À première vue, les comptes 2025 de la Banque centrale des États de l’Afrique de l’Ouest (BCEAO) respirent la robustesse. Le total de bilan atteint un niveau record, signe d’un renforcement des actifs. Pourtant, derrière cette façade prospère, le résultat net s’inscrit en recul de 14 %, à 588 milliards de FCFA. Une contre-performance qui trouve son origine dans les turbulences du marché des changes, où le dollar a perdu du terrain face à l’euro, monnaie d’ancrage du franc CFA.

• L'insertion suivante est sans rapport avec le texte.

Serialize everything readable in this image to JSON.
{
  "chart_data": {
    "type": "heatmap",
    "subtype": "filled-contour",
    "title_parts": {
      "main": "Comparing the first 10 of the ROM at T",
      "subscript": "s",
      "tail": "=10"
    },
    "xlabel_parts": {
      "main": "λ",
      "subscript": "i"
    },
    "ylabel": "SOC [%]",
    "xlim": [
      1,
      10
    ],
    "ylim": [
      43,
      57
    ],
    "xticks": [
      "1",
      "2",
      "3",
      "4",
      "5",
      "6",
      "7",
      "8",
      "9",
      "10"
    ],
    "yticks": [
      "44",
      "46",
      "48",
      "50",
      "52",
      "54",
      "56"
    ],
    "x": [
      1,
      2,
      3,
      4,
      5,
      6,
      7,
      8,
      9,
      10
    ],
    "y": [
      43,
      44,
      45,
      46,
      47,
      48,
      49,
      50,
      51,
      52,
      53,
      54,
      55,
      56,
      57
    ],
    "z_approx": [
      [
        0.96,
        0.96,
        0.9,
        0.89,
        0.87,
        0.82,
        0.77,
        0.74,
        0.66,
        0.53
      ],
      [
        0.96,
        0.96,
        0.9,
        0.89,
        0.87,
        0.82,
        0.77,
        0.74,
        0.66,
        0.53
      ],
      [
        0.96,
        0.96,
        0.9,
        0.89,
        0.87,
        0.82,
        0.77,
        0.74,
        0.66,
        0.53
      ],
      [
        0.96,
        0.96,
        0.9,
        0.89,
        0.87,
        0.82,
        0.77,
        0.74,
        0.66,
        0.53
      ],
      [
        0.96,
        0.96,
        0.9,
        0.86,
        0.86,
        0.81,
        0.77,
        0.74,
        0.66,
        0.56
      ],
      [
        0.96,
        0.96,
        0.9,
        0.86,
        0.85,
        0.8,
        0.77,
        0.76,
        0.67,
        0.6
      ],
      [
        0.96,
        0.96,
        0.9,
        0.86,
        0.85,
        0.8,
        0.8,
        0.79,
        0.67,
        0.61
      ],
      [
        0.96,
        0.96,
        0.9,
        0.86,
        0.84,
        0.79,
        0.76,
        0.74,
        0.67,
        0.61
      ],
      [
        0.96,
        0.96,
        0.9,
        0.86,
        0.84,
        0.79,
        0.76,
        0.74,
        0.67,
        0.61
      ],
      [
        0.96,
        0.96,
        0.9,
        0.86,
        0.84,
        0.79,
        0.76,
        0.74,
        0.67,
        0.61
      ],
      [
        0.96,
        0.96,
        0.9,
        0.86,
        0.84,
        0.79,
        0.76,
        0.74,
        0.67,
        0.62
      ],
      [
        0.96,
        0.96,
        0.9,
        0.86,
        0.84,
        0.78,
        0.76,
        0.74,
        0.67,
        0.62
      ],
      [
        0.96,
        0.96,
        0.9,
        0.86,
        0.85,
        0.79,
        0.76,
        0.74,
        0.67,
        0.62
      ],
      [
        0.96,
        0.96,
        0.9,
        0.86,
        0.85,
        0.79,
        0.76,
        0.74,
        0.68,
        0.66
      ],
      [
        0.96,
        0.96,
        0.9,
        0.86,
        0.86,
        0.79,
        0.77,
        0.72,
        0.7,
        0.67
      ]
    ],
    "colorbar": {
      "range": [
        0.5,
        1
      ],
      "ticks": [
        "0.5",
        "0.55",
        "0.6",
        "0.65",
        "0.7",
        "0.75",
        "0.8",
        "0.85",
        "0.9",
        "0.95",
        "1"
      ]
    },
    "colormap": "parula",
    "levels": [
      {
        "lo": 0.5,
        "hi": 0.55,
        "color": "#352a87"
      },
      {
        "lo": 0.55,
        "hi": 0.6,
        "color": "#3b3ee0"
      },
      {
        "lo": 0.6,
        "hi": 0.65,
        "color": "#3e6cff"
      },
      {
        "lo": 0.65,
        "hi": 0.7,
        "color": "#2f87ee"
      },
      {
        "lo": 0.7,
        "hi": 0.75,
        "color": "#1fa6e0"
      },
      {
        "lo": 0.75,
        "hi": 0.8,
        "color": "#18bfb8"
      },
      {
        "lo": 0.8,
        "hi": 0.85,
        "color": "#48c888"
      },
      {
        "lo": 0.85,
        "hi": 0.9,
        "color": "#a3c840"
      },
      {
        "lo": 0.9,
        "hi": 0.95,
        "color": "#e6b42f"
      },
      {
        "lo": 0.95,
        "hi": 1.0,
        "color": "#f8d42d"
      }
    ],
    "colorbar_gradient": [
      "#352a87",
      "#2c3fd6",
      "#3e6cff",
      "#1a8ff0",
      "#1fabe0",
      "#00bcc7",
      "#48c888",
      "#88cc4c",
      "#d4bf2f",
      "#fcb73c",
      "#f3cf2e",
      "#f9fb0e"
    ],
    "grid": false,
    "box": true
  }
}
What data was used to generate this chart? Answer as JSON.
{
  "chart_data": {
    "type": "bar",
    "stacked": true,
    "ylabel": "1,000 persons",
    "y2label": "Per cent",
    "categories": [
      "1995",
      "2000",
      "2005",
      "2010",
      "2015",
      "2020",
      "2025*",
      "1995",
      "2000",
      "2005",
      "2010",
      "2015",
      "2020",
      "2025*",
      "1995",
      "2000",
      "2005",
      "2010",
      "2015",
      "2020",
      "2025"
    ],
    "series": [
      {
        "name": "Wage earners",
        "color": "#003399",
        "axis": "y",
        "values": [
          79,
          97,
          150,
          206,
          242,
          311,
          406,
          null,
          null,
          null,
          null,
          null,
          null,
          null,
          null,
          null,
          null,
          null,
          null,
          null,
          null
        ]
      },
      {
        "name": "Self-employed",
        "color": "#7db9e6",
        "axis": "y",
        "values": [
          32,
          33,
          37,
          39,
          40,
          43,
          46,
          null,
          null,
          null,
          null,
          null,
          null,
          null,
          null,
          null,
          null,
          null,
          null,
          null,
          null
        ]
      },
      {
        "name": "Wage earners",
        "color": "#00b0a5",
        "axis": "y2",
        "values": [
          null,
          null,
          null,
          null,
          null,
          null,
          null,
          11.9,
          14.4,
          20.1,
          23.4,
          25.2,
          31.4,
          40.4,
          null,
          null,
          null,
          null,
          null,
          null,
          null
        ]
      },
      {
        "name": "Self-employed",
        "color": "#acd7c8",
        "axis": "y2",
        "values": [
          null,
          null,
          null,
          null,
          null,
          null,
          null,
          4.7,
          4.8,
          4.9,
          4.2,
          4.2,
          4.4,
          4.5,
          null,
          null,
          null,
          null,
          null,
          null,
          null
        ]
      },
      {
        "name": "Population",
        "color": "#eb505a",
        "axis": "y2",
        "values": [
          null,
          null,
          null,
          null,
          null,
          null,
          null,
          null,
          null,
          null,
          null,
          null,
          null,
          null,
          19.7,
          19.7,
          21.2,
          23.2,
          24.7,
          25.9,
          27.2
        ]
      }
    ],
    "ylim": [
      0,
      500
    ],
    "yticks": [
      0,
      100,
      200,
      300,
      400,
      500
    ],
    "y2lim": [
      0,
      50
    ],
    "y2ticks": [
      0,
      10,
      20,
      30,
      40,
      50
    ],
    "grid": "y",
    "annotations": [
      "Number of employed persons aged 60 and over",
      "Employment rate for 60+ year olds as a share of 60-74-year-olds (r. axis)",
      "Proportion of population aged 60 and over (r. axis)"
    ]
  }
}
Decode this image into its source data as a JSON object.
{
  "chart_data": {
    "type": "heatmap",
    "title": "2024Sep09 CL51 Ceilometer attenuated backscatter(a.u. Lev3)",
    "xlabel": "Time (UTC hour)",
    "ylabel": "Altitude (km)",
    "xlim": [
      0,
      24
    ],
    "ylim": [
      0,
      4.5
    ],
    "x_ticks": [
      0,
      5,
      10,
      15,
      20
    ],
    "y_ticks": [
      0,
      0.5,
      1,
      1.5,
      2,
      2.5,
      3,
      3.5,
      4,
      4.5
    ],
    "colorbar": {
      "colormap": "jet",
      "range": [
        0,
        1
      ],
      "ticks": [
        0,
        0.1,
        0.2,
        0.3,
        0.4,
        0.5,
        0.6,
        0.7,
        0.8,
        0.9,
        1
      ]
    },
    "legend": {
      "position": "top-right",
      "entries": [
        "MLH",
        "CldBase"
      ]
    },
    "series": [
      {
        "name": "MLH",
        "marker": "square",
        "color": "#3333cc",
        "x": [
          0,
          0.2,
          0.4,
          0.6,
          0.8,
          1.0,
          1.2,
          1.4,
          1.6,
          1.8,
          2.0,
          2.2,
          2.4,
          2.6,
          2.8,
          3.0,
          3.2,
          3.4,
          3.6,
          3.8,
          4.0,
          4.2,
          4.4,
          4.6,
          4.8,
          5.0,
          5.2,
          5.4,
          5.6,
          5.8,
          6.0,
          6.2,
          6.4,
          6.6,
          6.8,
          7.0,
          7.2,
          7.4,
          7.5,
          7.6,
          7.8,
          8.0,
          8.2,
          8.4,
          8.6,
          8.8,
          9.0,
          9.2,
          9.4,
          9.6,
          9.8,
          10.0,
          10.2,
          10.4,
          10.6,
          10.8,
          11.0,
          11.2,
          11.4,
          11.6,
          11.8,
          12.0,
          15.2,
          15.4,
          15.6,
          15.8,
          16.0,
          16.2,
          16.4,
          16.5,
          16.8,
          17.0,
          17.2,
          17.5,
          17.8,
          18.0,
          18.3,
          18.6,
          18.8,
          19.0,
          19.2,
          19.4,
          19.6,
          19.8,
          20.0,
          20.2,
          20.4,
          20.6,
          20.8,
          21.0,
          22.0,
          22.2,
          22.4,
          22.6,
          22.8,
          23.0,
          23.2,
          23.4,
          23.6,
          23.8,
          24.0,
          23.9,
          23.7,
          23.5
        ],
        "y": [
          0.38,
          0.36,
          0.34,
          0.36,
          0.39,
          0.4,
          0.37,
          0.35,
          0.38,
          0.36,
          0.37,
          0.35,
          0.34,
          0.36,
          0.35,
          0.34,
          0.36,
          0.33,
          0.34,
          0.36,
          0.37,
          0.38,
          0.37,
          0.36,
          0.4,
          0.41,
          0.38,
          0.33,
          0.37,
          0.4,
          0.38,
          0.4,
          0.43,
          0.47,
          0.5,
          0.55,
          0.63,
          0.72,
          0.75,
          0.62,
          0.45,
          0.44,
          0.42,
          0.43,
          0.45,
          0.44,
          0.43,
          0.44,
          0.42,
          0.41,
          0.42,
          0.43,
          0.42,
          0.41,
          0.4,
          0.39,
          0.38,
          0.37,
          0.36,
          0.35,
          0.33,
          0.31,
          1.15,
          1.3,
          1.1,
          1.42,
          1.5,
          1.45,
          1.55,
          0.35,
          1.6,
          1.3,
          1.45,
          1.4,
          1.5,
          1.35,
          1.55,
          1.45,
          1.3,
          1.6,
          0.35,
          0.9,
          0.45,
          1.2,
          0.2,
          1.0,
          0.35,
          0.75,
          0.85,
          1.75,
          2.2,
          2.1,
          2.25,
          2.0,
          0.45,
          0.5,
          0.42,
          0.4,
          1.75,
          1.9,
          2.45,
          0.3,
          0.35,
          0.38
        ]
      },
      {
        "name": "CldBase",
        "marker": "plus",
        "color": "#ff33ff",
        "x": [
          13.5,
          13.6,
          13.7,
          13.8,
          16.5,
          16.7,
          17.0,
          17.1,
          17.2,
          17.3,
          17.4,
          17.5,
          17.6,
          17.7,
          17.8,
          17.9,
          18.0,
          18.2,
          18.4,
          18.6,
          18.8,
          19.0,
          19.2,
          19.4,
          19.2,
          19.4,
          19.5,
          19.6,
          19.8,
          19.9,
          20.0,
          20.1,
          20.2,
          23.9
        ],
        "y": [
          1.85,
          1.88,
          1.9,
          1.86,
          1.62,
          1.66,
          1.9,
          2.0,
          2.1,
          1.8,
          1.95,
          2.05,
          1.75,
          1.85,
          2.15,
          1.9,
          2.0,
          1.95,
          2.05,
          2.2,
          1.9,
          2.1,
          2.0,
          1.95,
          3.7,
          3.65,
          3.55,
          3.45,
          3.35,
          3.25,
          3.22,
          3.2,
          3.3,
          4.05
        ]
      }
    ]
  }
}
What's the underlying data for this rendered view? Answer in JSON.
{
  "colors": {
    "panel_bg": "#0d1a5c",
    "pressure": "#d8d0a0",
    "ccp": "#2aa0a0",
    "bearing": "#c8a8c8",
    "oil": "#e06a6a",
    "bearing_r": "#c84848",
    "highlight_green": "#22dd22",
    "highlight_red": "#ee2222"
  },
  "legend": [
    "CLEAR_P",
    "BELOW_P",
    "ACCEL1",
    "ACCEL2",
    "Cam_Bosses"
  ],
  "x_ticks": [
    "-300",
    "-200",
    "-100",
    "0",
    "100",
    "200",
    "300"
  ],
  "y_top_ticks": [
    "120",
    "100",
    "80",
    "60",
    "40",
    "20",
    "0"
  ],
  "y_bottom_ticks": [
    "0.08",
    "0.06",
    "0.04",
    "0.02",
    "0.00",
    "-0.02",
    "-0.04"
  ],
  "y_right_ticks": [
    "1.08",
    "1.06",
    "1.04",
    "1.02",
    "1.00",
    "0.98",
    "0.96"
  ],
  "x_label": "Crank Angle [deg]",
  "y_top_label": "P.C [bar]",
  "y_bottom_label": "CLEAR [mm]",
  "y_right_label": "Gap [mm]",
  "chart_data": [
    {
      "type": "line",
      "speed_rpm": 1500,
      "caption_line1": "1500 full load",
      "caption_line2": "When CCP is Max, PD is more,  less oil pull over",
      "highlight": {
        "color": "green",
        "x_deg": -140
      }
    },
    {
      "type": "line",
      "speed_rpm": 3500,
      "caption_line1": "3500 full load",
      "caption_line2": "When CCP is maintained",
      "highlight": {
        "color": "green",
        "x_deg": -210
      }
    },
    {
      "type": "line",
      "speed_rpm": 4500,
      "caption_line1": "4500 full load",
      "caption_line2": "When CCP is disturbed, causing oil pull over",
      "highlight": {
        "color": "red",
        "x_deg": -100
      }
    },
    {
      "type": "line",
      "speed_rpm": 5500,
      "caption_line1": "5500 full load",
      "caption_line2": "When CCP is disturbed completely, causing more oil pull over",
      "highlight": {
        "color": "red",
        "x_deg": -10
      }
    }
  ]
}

Le cœur du choc réside dans le retournement spectaculaire du résultat de change. D’un excédent confortable en 2024, la BCEAO bascule dans le rouge en 2025, accusant une détérioration de 92 milliards de FCFA. La dépréciation du billet vert a mécaniquement réduit la valeur des avoirs libellés en dollars, entraînant une chute drastique des gains réalisés sur les opérations de change. Dans le même temps, les pertes latentes liées aux positions en devises se sont fortement accrues, alourdissant la pression sur les comptes. Pour amortir le choc, l’institution a activé un mécanisme de stabilisation interne, puisant dans ses réserves de réévaluation. Ce dispositif agit comme un pare-chocs, lissant les effets de volatilité des marchés sur les résultats annuels.

Si les devises ont joué un mauvais tour, l’or s’est imposé comme un allié précieux. Porté par une hausse soutenue des cours internationaux, le stock d’or de la BCEAO a généré d’importantes plus-values latentes. Ces gains, bien que non intégrés au résultat net, viennent renforcer la richesse globale de l’institution. Ils contribuent à hisser le résultat global à un niveau supérieur, confirmant une amélioration du patrimoine malgré les difficultés opérationnelles. En clair, la banque centrale encaisse un revers comptable, mais consolide sa puissance financière.

Au-delà des facteurs externes, les choix de politique monétaire ont également pesé sur la rentabilité. En abaissant ses taux directeurs en 2025, la BCEAO a favorisé l’accès au crédit dans l’Union économique et monétaire ouest-africaine (UEMOA). Cette orientation, destinée à soutenir l’activité économique, a toutefois réduit les revenus issus des opérations de refinancement bancaire. Un arbitrage assumé : stimuler la croissance, estimée à 6,7 %, quitte à rogner sur les marges à court terme.

L’exercice 2025 illustre ainsi une réalité complexe : une banque centrale peut s’enrichir tout en gagnant moins. Ballottée par les fluctuations internationales mais guidée par des impératifs régionaux, la BCEAO navigue entre prudence financière et soutien à l’économie réelle. Dans ce jeu d’équilibriste, le dollar aura été le grain de sable dans la mécanique, tandis que l’or aura joué les gardiens silencieux de la valeur.